Le gouvernement sortant du PSOE social-démocrate et du parti populiste d’extrême gauche Unidas Podemos s’est rangé du côté des footballeurs. Si le syndicat ne met pas Rubiales dans la rue, alors le gouvernement le fera, a menacé le ministre de la Culture et des Sports Miquel Iceta (PSOE).

À l’autre extrémité du spectre se trouvent les réactions de politiciens conservateurs tels qu’Isabel Ayuso, la très populaire présidente régionale de Madrid. Ayuso est restée silencieuse pendant des jours et lorsque sa réponse est arrivée dimanche, elle a opté pour une attaque contre la presse : « Comme il est intéressant que la presse internationale écrive sur le comportement inapproprié de Rubiales, mais personne ne condamne le boycott de la Vuelta par l’indépendance catalane. mouvement. Nous vivons dans une manipulation totale.»

Les réactions passionnées illustrent les contradictions sociales en Espagne concernant les relations hommes-femmes. Près d’un demi-siècle après la fin de la dictature catholique fasciste du général Franco, le pays est à l’avant-garde de la législation progressiste. L’Espagne se classe régulièrement parmi les dix premiers du classement international en matière d’acceptation et de protection juridique de la communauté LGBTQ+ et est devenue depuis cette année le premier pays européen à légiférer sur le congé menstruel. Le mouvement féministe est fort et des sujets tels que la maternité de substitution, l’écart salarial et le harcèlement de rue figurent à l’ordre du jour parlementaire presque chaque semaine.

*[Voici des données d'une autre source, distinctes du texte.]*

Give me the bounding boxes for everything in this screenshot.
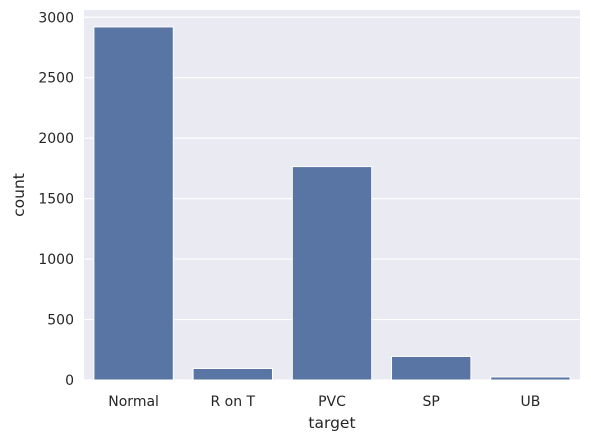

Luis Rubiales a pris Athenea del Castillo Beivide sur son épaule.  ImageAFP

Luis Rubiales a pris Athenea del Castillo Beivide sur son épaule.ImageAFP

Dans le même temps, tout le monde n’est pas capable ni désireux de s’adapter à l’évolution rapide des normes sociales. Un groupe important d’Espagnols, pour la plupart plus âgés, religieux et royalistes, n’est pas enclin à changer d’avis et pense – tout comme Rubiales et le syndicat – que l’Espagne de gauche et féministe va trop loin.

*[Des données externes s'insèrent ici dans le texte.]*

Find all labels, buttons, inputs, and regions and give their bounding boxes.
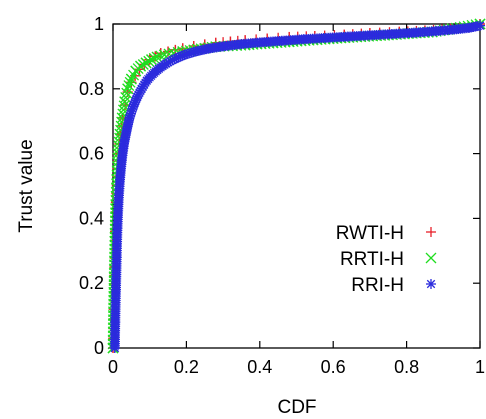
data-point-fill: [143, 55, 155, 67]
legend: RWTI-H RRTI-H RRI-H: [336, 223, 437, 296]
data-point-fill: [135, 60, 146, 72]
x-tick-label: 0.6: [321, 357, 346, 377]
data-point-fill: [146, 54, 157, 66]
series-rri-h: [109, 20, 485, 353]
y-tick-label: 1: [94, 14, 104, 34]
x-tick-label: 0: [108, 357, 118, 377]
x-tick-label: 0.4: [247, 357, 272, 377]
y-tick-label: 0: [94, 338, 104, 358]
plot-frame: [112, 23, 481, 349]
legend-marker-rrti-h: [425, 252, 437, 264]
legend-label-rri-h: RRI-H: [351, 275, 404, 296]
x-tick-label: 0.2: [174, 357, 199, 377]
legend-label-rwti-h: RWTI-H: [336, 223, 404, 244]
data-point-fill: [119, 96, 131, 108]
y-tick-label: 0.6: [79, 144, 104, 164]
data-point-fill: [124, 76, 136, 88]
plot-border: [112, 23, 481, 349]
data-point-fill: [475, 20, 485, 31]
legend-label-rrti-h: RRTI-H: [340, 249, 404, 270]
data-point-fill: [122, 83, 134, 95]
x-tick-label: 0.8: [394, 357, 419, 377]
y-tick-label: 0.8: [79, 79, 104, 99]
x-axis-label: CDF: [277, 397, 316, 418]
legend-marker-rri-h: [426, 279, 436, 289]
data-point-fill: [140, 57, 152, 69]
data-point-fill: [123, 80, 135, 92]
y-tick-label: 0.4: [79, 208, 104, 228]
legend-marker-rwti-h: [426, 227, 436, 237]
data-point-fill: [120, 91, 132, 103]
x-tick-label: 1: [475, 357, 485, 377]
y-axis-label: Trust value: [16, 139, 37, 232]
y-tick-label: 0.2: [79, 273, 104, 293]
data-point-fill: [155, 50, 167, 62]
data-point-fill: [137, 59, 149, 70]
data-point-fill: [121, 87, 133, 99]
data-point-fill: [151, 51, 163, 63]
series: [107, 18, 486, 354]
axis-ticks: 0 0.2 0.4 0.6 0.8 1 0 0.2 0.4 0.6 0.8 1: [79, 14, 485, 377]
data-point-fill: [148, 52, 160, 64]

Le débat social sur ces questions est féroce, et cela vaut également pour le cas Rubiales. La mère de Rubiales s’est enfermée lundi dans une église de Motril, dans le sud de l’Espagne, pour mettre fin à la prétendue chasse aux sorcières contre son fils en entamant une grève de la faim.

Numéro 10

Une vraie numéro 10, une dribbleuse douée, à deux jambes, avec un tir qui fait briller les yeux de nombreux fans de football : c’est Jenni Hermoso. Mais quiconque entend le nom d’Hermoso pensera à l’avenir principalement à Rubiales.

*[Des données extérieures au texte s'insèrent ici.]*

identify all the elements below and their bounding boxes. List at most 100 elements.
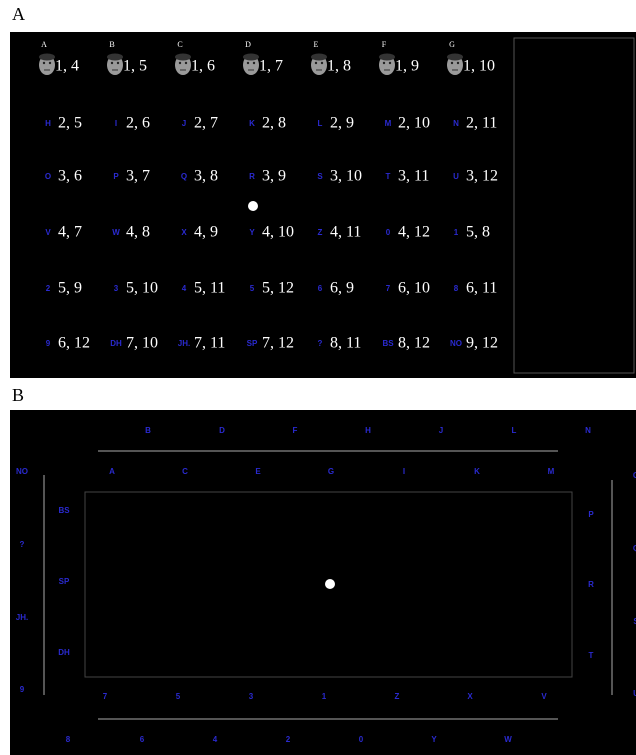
pair-code: 1, 8 (327, 58, 351, 75)
cell-letter: I (115, 119, 117, 128)
speller-letter: T (589, 651, 594, 660)
pair-code: 5, 9 (58, 280, 82, 297)
pair-code: 9, 12 (466, 335, 498, 352)
face-letter: D (245, 40, 251, 49)
speller-letter: J (439, 426, 443, 435)
fixation-dot (248, 201, 258, 211)
pair-code: 3, 12 (466, 168, 498, 185)
speller-letter: BS (58, 506, 70, 515)
speller-letter: L (512, 426, 517, 435)
pair-code: 3, 6 (58, 168, 82, 185)
speller-letter: D (219, 426, 225, 435)
cell-letter: 8 (454, 284, 459, 293)
cell-letter: O (45, 172, 51, 181)
speller-letter: H (365, 426, 371, 435)
pair-code: 2, 5 (58, 115, 82, 132)
face-eye (456, 61, 460, 65)
cell-letter: 0 (386, 228, 391, 237)
speller-letter: 0 (359, 735, 364, 744)
face-hair (243, 53, 259, 61)
speller-letter: JH. (16, 613, 28, 622)
pair-code: 2, 11 (466, 115, 497, 132)
face-eye (110, 61, 114, 65)
pair-code: 1, 5 (123, 58, 147, 75)
speller-letter: O (633, 471, 636, 480)
pair-code: 3, 11 (398, 168, 429, 185)
speller-letter: A (109, 467, 115, 476)
speller-letter: 5 (176, 692, 181, 701)
speller-letter: E (255, 467, 261, 476)
speller-letter: P (588, 510, 594, 519)
pair-code: 1, 7 (259, 58, 283, 75)
speller-letter: M (548, 467, 555, 476)
panel-b-bg (10, 410, 636, 755)
pair-code: 1, 6 (191, 58, 215, 75)
cell-letter: DH (110, 339, 122, 348)
speller-letter: 3 (249, 692, 254, 701)
cell-letter: H (45, 119, 51, 128)
cell-letter: 6 (318, 284, 323, 293)
pair-code: 6, 9 (330, 280, 354, 297)
cell-letter: 5 (250, 284, 255, 293)
pair-code: 3, 7 (126, 168, 150, 185)
pair-code: 3, 10 (330, 168, 362, 185)
speller-letter: U (633, 689, 636, 698)
speller-letter: V (541, 692, 547, 701)
face-letter: G (449, 40, 455, 49)
speller-letter: 6 (140, 735, 145, 744)
face-eye (116, 61, 120, 65)
speller-letter: DH (58, 648, 70, 657)
pair-code: 2, 9 (330, 115, 354, 132)
cell-letter: N (453, 119, 459, 128)
face-eye (252, 61, 256, 65)
pair-code: 8, 11 (330, 335, 361, 352)
face-letter: B (109, 40, 114, 49)
cell-letter: Q (181, 172, 187, 181)
pair-code: 3, 9 (262, 168, 286, 185)
face-hair (379, 53, 395, 61)
cell-letter: BS (382, 339, 394, 348)
speller-letter: Y (431, 735, 437, 744)
face-eye (388, 61, 392, 65)
speller-letter: SP (59, 577, 70, 586)
fixation-dot (325, 579, 335, 589)
cell-letter: X (181, 228, 187, 237)
speller-letter: 7 (103, 692, 108, 701)
pair-code: 2, 8 (262, 115, 286, 132)
speller-letter: F (293, 426, 298, 435)
speller-letter: Z (395, 692, 400, 701)
speller-letter: 2 (286, 735, 291, 744)
face-letter: E (314, 40, 319, 49)
cell-letter: U (453, 172, 459, 181)
pair-code: 6, 10 (398, 280, 430, 297)
face-hair (39, 53, 55, 61)
cell-letter: J (182, 119, 186, 128)
pair-code: 4, 7 (58, 224, 82, 241)
speller-letter: W (504, 735, 512, 744)
face-hair (175, 53, 191, 61)
cell-letter: 1 (454, 228, 459, 237)
speller-letter: C (182, 467, 188, 476)
panel-a-bg (10, 32, 636, 378)
speller-letter: 1 (322, 692, 327, 701)
inner-box (84, 491, 573, 678)
face-letter: C (177, 40, 182, 49)
pair-code: 7, 11 (194, 335, 225, 352)
face-hair (311, 53, 327, 61)
speller-letter: 9 (20, 685, 25, 694)
cell-letter: W (112, 228, 120, 237)
pair-code: 2, 6 (126, 115, 150, 132)
pair-code: 1, 9 (395, 58, 419, 75)
pair-code: 2, 10 (398, 115, 430, 132)
face-eye (382, 61, 386, 65)
cell-letter: L (318, 119, 323, 128)
face-eye (48, 61, 52, 65)
face-eye (184, 61, 188, 65)
panel-label: A (12, 4, 25, 24)
cell-letter: S (317, 172, 323, 181)
speller-letter: I (403, 467, 405, 476)
pair-code: 2, 7 (194, 115, 218, 132)
cell-letter: K (249, 119, 255, 128)
pair-code: 4, 9 (194, 224, 218, 241)
cell-letter: 7 (386, 284, 391, 293)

« Parce qu’un homme ne pouvait pas se comporter correctement lors d’une fête, on ne parle plus des footballeurs et de leurs succès sportifs », conclut El Pais-le journaliste Tronchoni est déçu. Tronchoni tire néanmoins une leçon positive du cas Rubiales. « Il y a dix ans, aucun coq n’aurait chanté devant un tel comportement. Il y a désormais des conséquences, grâce au pouvoir des femmes et du féminisme. Cela fait aussi partie du succès de cette équipe.